Expanded Definition of “Applicant”

The modified regulation expands the definition of “applicant” to generally include:

  1. Any individual who files a written application or, where an employer or other covered entity does not provide an application form, any individual who otherwise indicates a specific desire to an employer or other covered entity to be considered for employment;
  2. Individuals who have been conditionally offered employment, even if they have commenced employment when the employer undertakes a post-conditional offer review and consideration of criminal history;
  3. Existing employees who have applied or indicated a specific desire to be considered for a different position with their current employer; and
  4. An existing employee who is subjected to a review and consideration of criminal history because of a change in ownership, management, policy, or practice.

Certain Positions Remain Exempt from the Pre-Conditional Offer Inquiry/Use Prohibition

Under the modified regulations, certain positions continue to be exempt from the prohibition on pre-conditional offer criminal history inquiry and use.  For example, employers may continue to inquire about or use criminal history before a conditional offer of employment for positions with criminal justice agencies, or for positions for which a state, federal, or local law requires an employer to conduct criminal background checks or to restrict employment based on criminal history.

The modified regulations do, however, clarify that in order for the exemption to apply for positions for which a state, federal, or local law requires an employer to conduct criminal background checks or to restrict employment based on criminal history, the applicable law must require that the employer – and not another entity (e.g., an occupational licensing board) – conduct the criminal background check.

Modifications & Clarifications to the “Job Related and Consistent with Business Necessity” Burden Shifting

If an applicant or employee demonstrates that an employer’s policy or practice of considering criminal convictions creates an adverse impact on applicants or employees based on classifications protected by the Fair Employment and Housing Act, the burden shifts to the employer to establish that the policy or practice is nonetheless justifiable because it is job-related and consistent with business necessity.  In doing so, the employer must take into account at least the following factors:

  1. The nature and gravity of the offense or conduct;
  2. The time that has passed since the offense or conduct and/or completion of the sentence; and
  3. The nature of the job held or sought.
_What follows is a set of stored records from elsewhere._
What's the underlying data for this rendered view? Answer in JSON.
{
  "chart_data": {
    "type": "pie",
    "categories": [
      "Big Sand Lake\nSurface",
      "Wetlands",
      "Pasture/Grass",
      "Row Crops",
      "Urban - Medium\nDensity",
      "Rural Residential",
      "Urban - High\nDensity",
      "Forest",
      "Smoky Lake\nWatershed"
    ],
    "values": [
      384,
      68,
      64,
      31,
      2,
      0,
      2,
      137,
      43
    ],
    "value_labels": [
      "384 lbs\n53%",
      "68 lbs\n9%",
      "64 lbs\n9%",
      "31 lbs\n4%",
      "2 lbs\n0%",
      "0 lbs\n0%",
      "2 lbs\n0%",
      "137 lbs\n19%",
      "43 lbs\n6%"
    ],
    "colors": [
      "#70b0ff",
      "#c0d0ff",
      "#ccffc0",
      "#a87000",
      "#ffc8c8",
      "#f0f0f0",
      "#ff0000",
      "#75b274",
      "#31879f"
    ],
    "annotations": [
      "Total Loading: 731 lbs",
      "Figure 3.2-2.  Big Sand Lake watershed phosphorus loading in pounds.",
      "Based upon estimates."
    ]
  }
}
The modified regulation clarifies that if an employer demonstrates that its policy or practice of considering criminal convictions is job-related and consistent with business necessity, adversely impacted employees or applicants may still prevail in a claim against the employer if they can demonstrate that there is a less discriminatory policy or practice that serves the employer’s goals as effectively as the challenged policy or practice, such as a more narrowly targeted list of convictions or another form of inquiry that evaluates job qualification or risk as accurately without significantly increasing the cost or burden on the employer.

Final Note

As this article does not address every aspect of the modified regulation, employers are encouraged to contact trusted legal counsel to assist with fully understanding all of the modifications and their impact on the employer’s hiring policies and practices.